King is recovering—he rates his current state of health at "6.7"—and along with his bandmate, drummer/vocalist David Prowse, the two are making good on the buzz that Japandroids' first full-length, Post-Nothing, has cultivated in the interim. It's easy to pin their heavy style as garage rock, but despite the abbreviated guitar-and-drums lineup, Japandroids' sound is anything but minimalist. The chunky power chords and hard drum bashing don't evoke punk as much as the glory days of rock riffing, with a love of giant, fuzzy melody that's part Cheap Trick and a penchant for clangorous distortion that's part Sonic Youth. Above the fray, the shared vocals are yelped, sometimes screamed, without ever losing track of the melody.

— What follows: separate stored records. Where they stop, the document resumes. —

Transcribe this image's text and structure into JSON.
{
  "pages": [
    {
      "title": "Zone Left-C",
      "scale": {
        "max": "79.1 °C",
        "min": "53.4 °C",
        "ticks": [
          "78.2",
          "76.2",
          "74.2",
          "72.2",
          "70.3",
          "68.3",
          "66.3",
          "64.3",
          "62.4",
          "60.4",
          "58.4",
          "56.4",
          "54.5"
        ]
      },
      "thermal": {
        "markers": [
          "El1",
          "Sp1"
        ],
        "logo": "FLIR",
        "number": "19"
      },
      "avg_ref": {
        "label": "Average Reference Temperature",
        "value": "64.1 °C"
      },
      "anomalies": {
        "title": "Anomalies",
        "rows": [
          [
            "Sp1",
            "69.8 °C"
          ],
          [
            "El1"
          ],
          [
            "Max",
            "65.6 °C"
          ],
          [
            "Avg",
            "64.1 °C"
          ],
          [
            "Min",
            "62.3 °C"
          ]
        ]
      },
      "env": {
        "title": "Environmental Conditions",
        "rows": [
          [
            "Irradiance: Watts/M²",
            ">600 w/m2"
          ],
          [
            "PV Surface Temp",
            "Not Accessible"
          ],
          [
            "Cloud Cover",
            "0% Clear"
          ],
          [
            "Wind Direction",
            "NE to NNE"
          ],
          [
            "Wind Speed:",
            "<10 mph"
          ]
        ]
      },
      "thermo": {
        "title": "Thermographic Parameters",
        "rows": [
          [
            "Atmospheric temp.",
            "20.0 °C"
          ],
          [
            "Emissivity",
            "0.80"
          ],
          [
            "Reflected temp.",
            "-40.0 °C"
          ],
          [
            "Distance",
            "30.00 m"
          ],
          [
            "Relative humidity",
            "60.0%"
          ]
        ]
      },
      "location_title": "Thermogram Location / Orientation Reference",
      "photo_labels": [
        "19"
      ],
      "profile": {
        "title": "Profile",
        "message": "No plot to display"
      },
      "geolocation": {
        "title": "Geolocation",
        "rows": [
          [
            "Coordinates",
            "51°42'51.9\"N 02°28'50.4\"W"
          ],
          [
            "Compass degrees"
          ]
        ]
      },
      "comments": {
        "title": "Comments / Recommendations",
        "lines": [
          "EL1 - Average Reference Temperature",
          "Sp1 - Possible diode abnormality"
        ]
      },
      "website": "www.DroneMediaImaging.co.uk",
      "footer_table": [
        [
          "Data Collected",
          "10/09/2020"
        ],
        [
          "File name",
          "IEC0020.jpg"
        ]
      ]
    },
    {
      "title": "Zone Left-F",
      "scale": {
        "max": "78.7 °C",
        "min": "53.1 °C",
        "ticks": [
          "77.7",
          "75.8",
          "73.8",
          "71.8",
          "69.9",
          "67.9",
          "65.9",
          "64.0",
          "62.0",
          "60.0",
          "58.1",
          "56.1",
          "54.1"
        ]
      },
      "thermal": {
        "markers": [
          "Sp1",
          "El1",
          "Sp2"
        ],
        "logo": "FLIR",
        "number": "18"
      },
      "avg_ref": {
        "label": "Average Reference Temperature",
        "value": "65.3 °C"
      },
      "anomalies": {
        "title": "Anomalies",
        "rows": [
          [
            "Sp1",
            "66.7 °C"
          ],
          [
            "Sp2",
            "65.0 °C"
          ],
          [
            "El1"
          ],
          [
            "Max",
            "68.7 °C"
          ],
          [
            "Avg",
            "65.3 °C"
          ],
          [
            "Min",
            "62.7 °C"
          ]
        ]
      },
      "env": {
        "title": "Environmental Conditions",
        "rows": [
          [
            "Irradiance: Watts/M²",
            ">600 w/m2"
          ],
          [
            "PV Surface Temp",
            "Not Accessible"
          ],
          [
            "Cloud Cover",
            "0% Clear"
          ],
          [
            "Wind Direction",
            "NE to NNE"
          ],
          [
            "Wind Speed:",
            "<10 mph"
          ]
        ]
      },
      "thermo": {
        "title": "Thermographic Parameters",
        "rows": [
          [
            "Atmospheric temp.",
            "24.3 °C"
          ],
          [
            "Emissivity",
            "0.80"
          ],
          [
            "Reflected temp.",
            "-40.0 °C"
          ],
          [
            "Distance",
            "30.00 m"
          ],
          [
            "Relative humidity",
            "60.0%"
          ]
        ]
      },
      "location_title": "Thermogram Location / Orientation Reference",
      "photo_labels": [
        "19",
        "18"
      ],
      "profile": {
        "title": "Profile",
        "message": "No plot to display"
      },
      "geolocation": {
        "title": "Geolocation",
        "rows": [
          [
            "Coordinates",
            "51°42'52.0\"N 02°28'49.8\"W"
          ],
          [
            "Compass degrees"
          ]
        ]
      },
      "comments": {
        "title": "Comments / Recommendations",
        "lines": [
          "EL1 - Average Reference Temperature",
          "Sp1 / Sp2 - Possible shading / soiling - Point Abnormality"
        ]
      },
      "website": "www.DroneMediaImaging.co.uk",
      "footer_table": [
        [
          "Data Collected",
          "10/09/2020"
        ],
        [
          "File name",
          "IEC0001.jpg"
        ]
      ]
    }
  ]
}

It's a unique sound, and I ask King if it's in part due to Vancouver's relative isolation. "I have no context to say yes or no—I have never made music in any other city," he admits. "I assume Japandroids would sound the same if we were from Brooklyn, though we would probably dress cooler.
"We have always existed independently of any specific music scene in Vancouver," he continues. "That was without a doubt the single biggest motivation for trying to play music outside of Vancouver. [But] I feel lit tle to no kinship with the Portland or Seattle music scenes [either], though that has nothing to do with the music scenes themselves. Most local Vancouver bands are turned away at the border, forcing them to 'sneak in' to the US and borrow equipment in order to perform. More often than not, Vancouver bands will make the trek east to Calgary and Edmonton—a full day's drive from Vancouver—rather than deal with US Customs. Calgary is more than twice as far away as Portland, yet we have played Calgary five times in the last two years, and to date have never played Portland."
That's about to change, and Japandroids have managed to fulfill the daunting task of sounding nothing like the White Stripes, the Black Keys, or any other guitar-and-drum duo you could name. "Japandroids will spend their entire career in the shadow of No Age, and I believe that is strictly a derivative of having only two players," says King. "To me, this is an advantage because despite almost certain failure, we are still going to try to make an OK Computer and we are still going to try and perform like Led Zeppelin and the Who. The further we sludge toward these goals, the more we exceed expectations of what our band 'should' be capable of."